И с отчаянной целеустремленностью принялся задело. Очень хотелось помочиться, но не было ни минуты, так что придется ходить в мокрых бриджах. Самое меньшее, чем может пожертвовать герой. Он разрезал мешок, засыпал порох в ствол, затем вспомнил, что нужно утрамбовать шомполом — так говорил шевелящийся рот под треуголкой. Старик с усилием набил порох в пушку и остановился, пытаясь вспомнить, нужно ли зажигать спичку, чтобы подпалить фитиль, или это делается факелом. Фитиль он затолкал внутрь получше и покороче, чтобы ветер его не задул. Еще раз оглянулся, убедиться, что голландская армада не плывет мимо Устричного острова, а потом поднес пламя к фитилю.
Тот заискрил, зашипел, и огонь быстро пополз к пушке. Хупер отступил на несколько шагов, как его учили. Фитиль догорел. Когда пламя исчезло в затравочном отверстии, фитиль зашипел, как бекон на сковородке, потом раздался тихий хлопок и вылетел клуб дыма, уплывший прочь нежно и деликатно, как дамский кружевной платочек.
— Ну, это ж не то! — застонал Хупер. — Господи, это ж какого я свалял дурака!
Он уставился в затравочное отверстие. Искры видно не было. Либо фитиль погас, либо порох плохой. Хупер перешел к дулу пушки, сунулся туда лицом. Дымом-то пахло, но пламя где?
— Будь я проклят! — заревел он. От славы героя, мужественно известившего Нью-Йорк о постигшей беде, остались вонь мочи и промокшие насквозь башмаки и бриджи.
Хупер убрал голову от дула — и тут же из затравочного отверстия полыхнуло огнем. Пушка бабахнула.
Дым забил ноздри, грохот обрушился на уши, лишая слуха. Хупер отшатнулся, разевая рот, как групер на крючке, и сел на задницу. Ошалелыми глазами он смотрел, как полыхает, вырываясь из дула, синее пламя, как кружатся искры, а потом увидел такое, от чего все непокорные вихры чуть не спрыгнули с его головы.
В городе, на той стороне бухты, что-то взорвалось. Какое-то здание полыхнуло по дороге к Док-стрит. Самого взрыва Хупер не слышал, но видел, как взметнулся вверх красный огонь. Чем бы оно там ни было, горело оно жарко: пламя было белым в середине. Падали горящие куски крыши, еще какие-то части дома летели вверх будто огненные нетопыри.
— Ой, нет! — прошептал Хупер, хотя сам себя не слышал. — Ой, нет, нет, нет!

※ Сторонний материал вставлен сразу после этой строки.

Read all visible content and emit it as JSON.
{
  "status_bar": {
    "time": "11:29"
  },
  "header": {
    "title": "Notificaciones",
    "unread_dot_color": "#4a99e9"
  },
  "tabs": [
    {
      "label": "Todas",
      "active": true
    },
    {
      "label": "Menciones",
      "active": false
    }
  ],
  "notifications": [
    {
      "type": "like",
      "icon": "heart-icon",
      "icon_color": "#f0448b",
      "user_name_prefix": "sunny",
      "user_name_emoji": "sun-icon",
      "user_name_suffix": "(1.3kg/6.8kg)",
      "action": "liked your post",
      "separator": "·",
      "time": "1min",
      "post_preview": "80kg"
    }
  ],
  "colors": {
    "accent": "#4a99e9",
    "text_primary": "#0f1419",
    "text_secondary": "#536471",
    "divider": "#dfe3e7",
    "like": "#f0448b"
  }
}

Первой его мыслью было то, что он перепутал, вложил в пушку ядро и сам что-то взорвал, но затем вспомнил, что в пушке ядра не было, и как, во имя Господа, мог он об этом забыть?
Нет, это точно голландцы. Они только что стреляли по Нью-Йорку, и война началась.

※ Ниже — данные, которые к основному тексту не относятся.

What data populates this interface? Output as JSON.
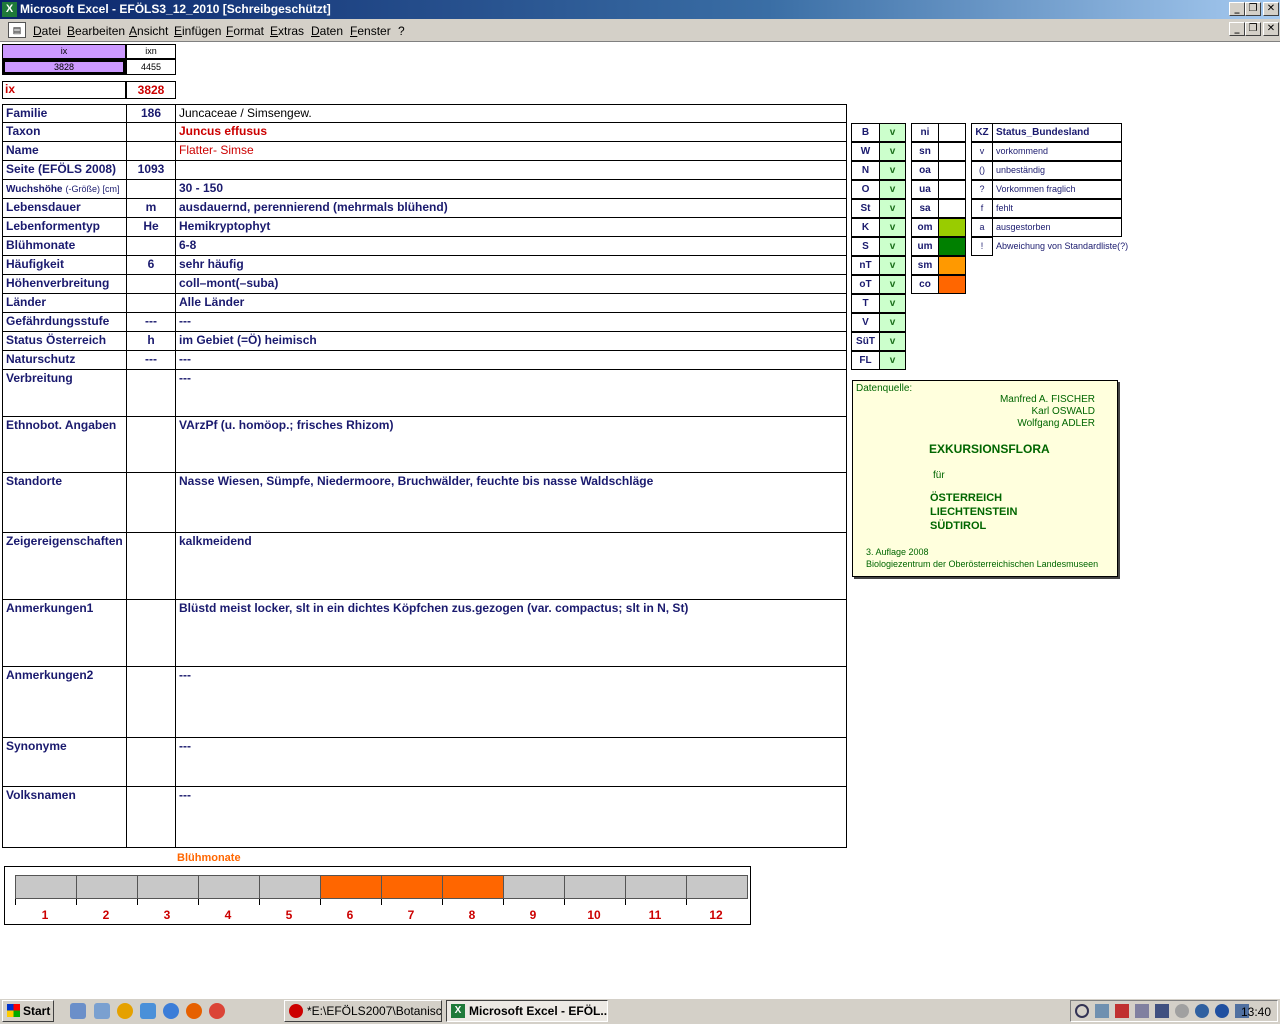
{
  "window": {
    "title": "Microsoft Excel - EFÖLS3_12_2010  [Schreibgeschützt]",
    "app_icon": "excel-icon"
  },
  "menu": [
    "Datei",
    "Bearbeiten",
    "Ansicht",
    "Einfügen",
    "Format",
    "Extras",
    "Daten",
    "Fenster",
    "?"
  ],
  "top": {
    "ix_header": "ix",
    "ixn_header": "ixn",
    "ix_value": "3828",
    "ixn_value": "4455",
    "ix_label": "ix",
    "ix_big": "3828"
  },
  "rows": [
    {
      "label": "Familie",
      "code": "186",
      "value": "Juncaceae  /  Simsengew."
    },
    {
      "label": "Taxon",
      "code": "",
      "value": "Juncus effusus"
    },
    {
      "label": "Name",
      "code": "",
      "value": "Flatter- Simse"
    },
    {
      "label": "Seite (EFÖLS 2008)",
      "code": "1093",
      "value": ""
    },
    {
      "label": "Wuchshöhe",
      "label_suffix": "(-Größe) [cm]",
      "code": "",
      "value": " 30 - 150"
    },
    {
      "label": "Lebensdauer",
      "code": "m",
      "value": "ausdauernd, perennierend (mehrmals blühend)"
    },
    {
      "label": "Lebenformentyp",
      "code": "He",
      "value": "Hemikryptophyt"
    },
    {
      "label": "Blühmonate",
      "code": "",
      "value": " 6-8"
    },
    {
      "label": "Häufigkeit",
      "code": "6",
      "value": "sehr häufig"
    },
    {
      "label": "Höhenverbreitung",
      "code": "",
      "value": "coll–mont(–suba)"
    },
    {
      "label": "Länder",
      "code": "",
      "value": "Alle Länder"
    },
    {
      "label": "Gefährdungsstufe",
      "code": "---",
      "value": " ---"
    },
    {
      "label": "Status Österreich",
      "code": "h",
      "value": "im Gebiet (=Ö) heimisch"
    },
    {
      "label": "Naturschutz",
      "code": "---",
      "value": " ---"
    },
    {
      "label": "Verbreitung",
      "code": "",
      "value": " ---"
    },
    {
      "label": "Ethnobot. Angaben",
      "code": "",
      "value": " VArzPf (u. homöop.; frisches Rhizom)"
    },
    {
      "label": "Standorte",
      "code": "",
      "value": "Nasse Wiesen, Sümpfe, Niedermoore, Bruchwälder, feuchte bis nasse Waldschläge"
    },
    {
      "label": "Zeigereigenschaften",
      "code": "",
      "value": "kalkmeidend"
    },
    {
      "label": "Anmerkungen1",
      "code": "",
      "value": "Blüstd meist locker, slt in ein dichtes Köpfchen zus.gezogen (var. compactus; slt in N, St)"
    },
    {
      "label": "Anmerkungen2",
      "code": "",
      "value": "---"
    },
    {
      "label": "Synonyme",
      "code": "",
      "value": "---"
    },
    {
      "label": "Volksnamen",
      "code": "",
      "value": "---"
    }
  ],
  "laender": [
    {
      "k": "B",
      "v": "v"
    },
    {
      "k": "W",
      "v": "v"
    },
    {
      "k": "N",
      "v": "v"
    },
    {
      "k": "O",
      "v": "v"
    },
    {
      "k": "St",
      "v": "v"
    },
    {
      "k": "K",
      "v": "v"
    },
    {
      "k": "S",
      "v": "v"
    },
    {
      "k": "nT",
      "v": "v"
    },
    {
      "k": "oT",
      "v": "v"
    },
    {
      "k": "T",
      "v": "v"
    },
    {
      "k": "V",
      "v": "v"
    },
    {
      "k": "SüT",
      "v": "v"
    },
    {
      "k": "FL",
      "v": "v"
    }
  ],
  "hoehen": [
    {
      "k": "ni",
      "color": ""
    },
    {
      "k": "sn",
      "color": ""
    },
    {
      "k": "oa",
      "color": ""
    },
    {
      "k": "ua",
      "color": ""
    },
    {
      "k": "sa",
      "color": ""
    },
    {
      "k": "om",
      "color": "#99cc00"
    },
    {
      "k": "um",
      "color": "#008000"
    },
    {
      "k": "sm",
      "color": "#ff9900"
    },
    {
      "k": "co",
      "color": "#ff6600"
    }
  ],
  "legend": {
    "kz_header": "KZ",
    "status_header": "Status_Bundesland",
    "items": [
      {
        "k": "v",
        "t": "vorkommend"
      },
      {
        "k": "()",
        "t": "unbeständig"
      },
      {
        "k": "?",
        "t": "Vorkommen fraglich"
      },
      {
        "k": "f",
        "t": "fehlt"
      },
      {
        "k": "a",
        "t": "ausgestorben"
      },
      {
        "k": "!",
        "t": "Abweichung von Standardliste(?)"
      }
    ]
  },
  "source": {
    "label": "Datenquelle:",
    "authors": [
      "Manfred A. FISCHER",
      "Karl OSWALD",
      "Wolfgang ADLER"
    ],
    "title": "EXKURSIONSFLORA",
    "fuer": "für",
    "countries": [
      "ÖSTERREICH",
      "LIECHTENSTEIN",
      "SÜDTIROL"
    ],
    "edition": "3. Auflage 2008",
    "publisher": "Biologiezentrum der Oberösterreichischen Landesmuseen"
  },
  "months": {
    "title": "Blühmonate",
    "labels": [
      "1",
      "2",
      "3",
      "4",
      "5",
      "6",
      "7",
      "8",
      "9",
      "10",
      "11",
      "12"
    ],
    "active": [
      6,
      7,
      8
    ],
    "active_color": "#ff6600",
    "inactive_color": "#c8c8c8"
  },
  "taskbar": {
    "start": "Start",
    "tasks": [
      "*E:\\EFÖLS2007\\Botanisc...",
      "Microsoft Excel - EFÖL..."
    ],
    "clock": "13:40"
  }
}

Хупер с трудом встал на ноги. Пора было убираться отсюда. Но почему не видно никаких признаков боевых кораблей — ни огней на палубах, ни пламени пушек? Ладно, все равно.
Он побежал к лодке, до сих пор стоявшей на камнях. Оттолкнув ее и прыгнув внутрь, он заметил еще одну очень странную вещь.
В ведре ведь были три макрельки и приличный окунь?
А теперь их нет.
Призрак, решил Хупер. Фантом, бродящий по острову. Потому Хуперу и дали эту работу — никто больше не соглашался. Предыдущий смотритель покинул остров, когда у него с шеста, вкопанного рядом с нужником, украли куртку.
Значит, он тут не один. Раньше Хупер не замечал здесь ничего такого, но вот…
— Спасибо, что хоть по-христиански ведро это распроклятое мне оставил! — крикнул он. На случай, если кто-то услышит. А у него самого продолжало щелкать и шипеть в ушах.
Пора смываться с этого богооставленного острова.
Он взялся за весла, напряг жилистые мышцы — и колотящееся сердце, перепуганная душа и пропахшие дымом непокорные волосы старого Хупера Гиллеспи — разом двинулись в сторону Манхэттена. Впереди бушевало красное пламя, позади осталось темное море.
Глава вторая
Подобно тому, как пробирается боком между камнями в жидкой темноте краб, так двигался в танце Мэтью Корбетт на дощатом полу таверны Салли Алмонд в золотом свете люстры. Может, он и не был так нескладен, как краб, возможно его движения отличались даже некоторым изяществом и стилем, но в смысле техники ему определенно было куда расти.